Menghadang Ekstremisme: Bagaimana Wajah Pendidikan Tinggi Kita?

Saya ikut tertarik dengan pembahasan mengenai ekstremisme yang dibahas oleh Dwi Cipta dan Hairus Salim. Sebelumnya saya akan coba, sesuai yang saya mengerti, sedikit meringkas pandangan mereka.

Dwi Cipta menjabarkan penyebab menguatnya kelompok eksterimisme dari sudut pandang ideologi. Menurutnya, menguatnya kelompok-kelompok esktrem disebabkan oleh beberapa kegagalan kelompok nasionalisme sekuler.

Pertama adalah kegagalan kelompok nasionalisme sekuler untuk mengaplikasikan ideologi mereka dalam kebijakan-kebijakan yang ditelurkan baik itu dalam bidang ekonomi, politik, dan kebudayaan. Kedua, kegagalan ideologi kelompok nasionalis sekuler yang tidak mampu melakukan pembacaan terhadap persoalan-persoalan kebangsaan ]saat ini.

Ketiga, makin hilang atau lunturnya ritus-ritus nasionalisme sekuler seperti perayaan hari kemerdekaan. Keempat, dibiarkannya situs-situs kaum nasionalis sekuler dikelola dan dikuasai hanya oleh negara. Dwi Cipta mencontohkan makin sepinya, entah benar atau tidak, Taman Makam Pahlawan.

Kemudian pandangan Hairus Salim.

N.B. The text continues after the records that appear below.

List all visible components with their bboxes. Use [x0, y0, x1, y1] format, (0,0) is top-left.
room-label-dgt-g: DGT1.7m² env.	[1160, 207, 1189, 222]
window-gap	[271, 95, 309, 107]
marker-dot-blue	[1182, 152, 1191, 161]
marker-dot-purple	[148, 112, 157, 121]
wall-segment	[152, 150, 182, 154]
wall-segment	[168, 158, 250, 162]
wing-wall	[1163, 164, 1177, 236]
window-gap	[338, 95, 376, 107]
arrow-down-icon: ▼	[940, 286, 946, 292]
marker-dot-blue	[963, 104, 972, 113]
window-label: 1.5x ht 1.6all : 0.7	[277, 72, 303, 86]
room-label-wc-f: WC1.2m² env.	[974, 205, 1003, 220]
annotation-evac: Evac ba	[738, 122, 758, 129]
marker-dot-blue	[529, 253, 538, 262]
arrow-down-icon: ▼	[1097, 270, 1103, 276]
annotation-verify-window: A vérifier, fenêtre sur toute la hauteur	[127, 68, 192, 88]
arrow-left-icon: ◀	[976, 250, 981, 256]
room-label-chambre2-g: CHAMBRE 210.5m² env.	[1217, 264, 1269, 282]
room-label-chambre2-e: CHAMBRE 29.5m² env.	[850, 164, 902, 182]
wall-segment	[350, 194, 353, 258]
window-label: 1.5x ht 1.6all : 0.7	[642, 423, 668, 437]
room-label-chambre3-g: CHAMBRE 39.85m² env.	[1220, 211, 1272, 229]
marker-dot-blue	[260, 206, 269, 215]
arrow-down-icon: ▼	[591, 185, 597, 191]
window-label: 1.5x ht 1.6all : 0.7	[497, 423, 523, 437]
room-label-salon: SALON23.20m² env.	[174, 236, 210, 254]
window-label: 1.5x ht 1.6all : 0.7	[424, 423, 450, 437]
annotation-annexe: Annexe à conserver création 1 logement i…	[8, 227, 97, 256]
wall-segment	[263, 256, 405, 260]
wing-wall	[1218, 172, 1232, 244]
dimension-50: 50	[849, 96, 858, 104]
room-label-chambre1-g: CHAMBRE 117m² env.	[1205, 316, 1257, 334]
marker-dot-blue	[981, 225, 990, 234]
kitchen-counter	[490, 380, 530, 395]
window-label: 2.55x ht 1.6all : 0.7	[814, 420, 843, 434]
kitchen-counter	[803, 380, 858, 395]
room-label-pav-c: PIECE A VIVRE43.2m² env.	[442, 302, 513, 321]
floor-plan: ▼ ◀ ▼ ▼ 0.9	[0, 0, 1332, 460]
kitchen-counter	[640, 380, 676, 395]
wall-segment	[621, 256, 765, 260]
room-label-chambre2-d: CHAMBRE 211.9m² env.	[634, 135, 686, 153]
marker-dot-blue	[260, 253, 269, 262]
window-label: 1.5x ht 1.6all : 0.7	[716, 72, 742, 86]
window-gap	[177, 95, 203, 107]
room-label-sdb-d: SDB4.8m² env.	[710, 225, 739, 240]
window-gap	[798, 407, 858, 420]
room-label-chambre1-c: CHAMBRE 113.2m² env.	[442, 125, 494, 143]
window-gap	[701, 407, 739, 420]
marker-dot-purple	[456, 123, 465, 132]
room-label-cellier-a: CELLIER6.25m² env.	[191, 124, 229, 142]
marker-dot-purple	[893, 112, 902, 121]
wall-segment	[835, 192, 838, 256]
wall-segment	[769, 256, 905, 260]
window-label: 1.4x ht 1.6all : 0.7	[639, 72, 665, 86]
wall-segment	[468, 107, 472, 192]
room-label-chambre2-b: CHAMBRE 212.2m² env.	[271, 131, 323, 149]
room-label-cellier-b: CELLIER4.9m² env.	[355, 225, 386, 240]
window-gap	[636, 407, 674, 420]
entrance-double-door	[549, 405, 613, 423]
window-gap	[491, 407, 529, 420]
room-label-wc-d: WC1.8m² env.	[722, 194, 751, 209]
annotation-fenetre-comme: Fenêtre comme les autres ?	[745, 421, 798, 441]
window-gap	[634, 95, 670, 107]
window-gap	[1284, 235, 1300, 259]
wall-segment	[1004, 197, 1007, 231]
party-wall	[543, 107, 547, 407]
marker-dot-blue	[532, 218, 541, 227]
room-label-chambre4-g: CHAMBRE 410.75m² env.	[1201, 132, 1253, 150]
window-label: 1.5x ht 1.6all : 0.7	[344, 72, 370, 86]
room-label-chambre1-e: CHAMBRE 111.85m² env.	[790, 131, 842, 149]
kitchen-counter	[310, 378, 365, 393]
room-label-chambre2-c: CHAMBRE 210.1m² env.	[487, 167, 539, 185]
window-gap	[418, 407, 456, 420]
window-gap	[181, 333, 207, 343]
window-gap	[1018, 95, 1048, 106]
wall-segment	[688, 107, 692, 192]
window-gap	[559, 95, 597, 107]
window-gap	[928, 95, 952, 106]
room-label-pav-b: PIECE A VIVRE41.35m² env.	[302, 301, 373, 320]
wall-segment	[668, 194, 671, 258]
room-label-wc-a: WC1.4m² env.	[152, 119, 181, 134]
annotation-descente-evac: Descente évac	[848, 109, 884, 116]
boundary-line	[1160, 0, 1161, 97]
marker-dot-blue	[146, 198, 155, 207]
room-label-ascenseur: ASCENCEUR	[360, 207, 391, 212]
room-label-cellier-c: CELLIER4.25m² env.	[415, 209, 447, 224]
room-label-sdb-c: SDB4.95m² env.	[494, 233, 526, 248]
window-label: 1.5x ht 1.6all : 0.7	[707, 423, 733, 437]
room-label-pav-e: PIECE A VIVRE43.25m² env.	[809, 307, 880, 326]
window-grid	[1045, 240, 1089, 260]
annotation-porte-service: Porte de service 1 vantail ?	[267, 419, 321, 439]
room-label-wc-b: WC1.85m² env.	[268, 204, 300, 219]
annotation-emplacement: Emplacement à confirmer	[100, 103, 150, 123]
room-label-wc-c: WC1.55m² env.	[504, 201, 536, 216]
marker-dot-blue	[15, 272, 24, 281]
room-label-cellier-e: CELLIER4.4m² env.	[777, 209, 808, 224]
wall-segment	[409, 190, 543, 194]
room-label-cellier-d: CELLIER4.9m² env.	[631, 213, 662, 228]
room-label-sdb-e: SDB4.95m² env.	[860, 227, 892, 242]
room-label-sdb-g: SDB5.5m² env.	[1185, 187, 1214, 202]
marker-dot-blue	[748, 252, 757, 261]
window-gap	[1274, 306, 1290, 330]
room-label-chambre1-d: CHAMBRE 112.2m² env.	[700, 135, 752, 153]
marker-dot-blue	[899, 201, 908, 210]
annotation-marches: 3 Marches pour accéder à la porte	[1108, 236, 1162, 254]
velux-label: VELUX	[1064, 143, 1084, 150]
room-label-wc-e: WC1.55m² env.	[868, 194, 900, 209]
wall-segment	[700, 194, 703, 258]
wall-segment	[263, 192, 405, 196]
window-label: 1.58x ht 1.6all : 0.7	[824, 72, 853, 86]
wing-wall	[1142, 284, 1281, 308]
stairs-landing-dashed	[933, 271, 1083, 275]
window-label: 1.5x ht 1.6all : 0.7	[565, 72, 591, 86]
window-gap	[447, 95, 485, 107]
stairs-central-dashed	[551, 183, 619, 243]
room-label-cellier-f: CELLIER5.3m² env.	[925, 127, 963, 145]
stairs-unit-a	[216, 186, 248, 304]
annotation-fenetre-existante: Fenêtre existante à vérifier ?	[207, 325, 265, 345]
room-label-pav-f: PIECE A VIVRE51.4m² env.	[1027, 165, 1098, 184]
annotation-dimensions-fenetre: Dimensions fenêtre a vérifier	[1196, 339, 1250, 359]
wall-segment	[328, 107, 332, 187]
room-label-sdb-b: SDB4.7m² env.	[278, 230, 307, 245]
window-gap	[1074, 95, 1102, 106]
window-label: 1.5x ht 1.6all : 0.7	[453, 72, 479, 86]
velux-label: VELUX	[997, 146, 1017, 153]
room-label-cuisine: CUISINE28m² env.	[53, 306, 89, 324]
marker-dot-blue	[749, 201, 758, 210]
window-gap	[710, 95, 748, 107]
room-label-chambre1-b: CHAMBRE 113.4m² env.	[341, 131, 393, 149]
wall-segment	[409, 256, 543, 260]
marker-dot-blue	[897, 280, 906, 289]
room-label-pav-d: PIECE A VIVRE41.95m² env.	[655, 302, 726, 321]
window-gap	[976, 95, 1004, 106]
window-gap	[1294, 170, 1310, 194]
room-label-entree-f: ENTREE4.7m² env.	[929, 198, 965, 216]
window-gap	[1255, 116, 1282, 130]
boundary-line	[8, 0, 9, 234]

Ia memandang bahwa kegagalan menghadang arus ekstremisme berangkat dari gagalnya pendidikan untuk menumbuhkan sikap welas asih yang implikasinya adalah meningkatnya intoleransi dan meluasnya diskriminasi.

Ia selanjutnya mengusulkan empat hal. Pertama, menggalakkan pelajaran ilmu sosial. Kedua, mengenalkan filsafat. Ketiga, menggalakkan pembacaaan sastra. Keempat, memperbanyak menonton pertunjukan seni.

Sepemahaman saya, dari kedua pandangan di atas, saya rasa ada satu benang merah yang menjadi penghubung yang menarik untuk saya paparkan lebih lanjut. Yaitu betapa pentingnya pendidikan untuk menghadang laju kelompok ekstremisme.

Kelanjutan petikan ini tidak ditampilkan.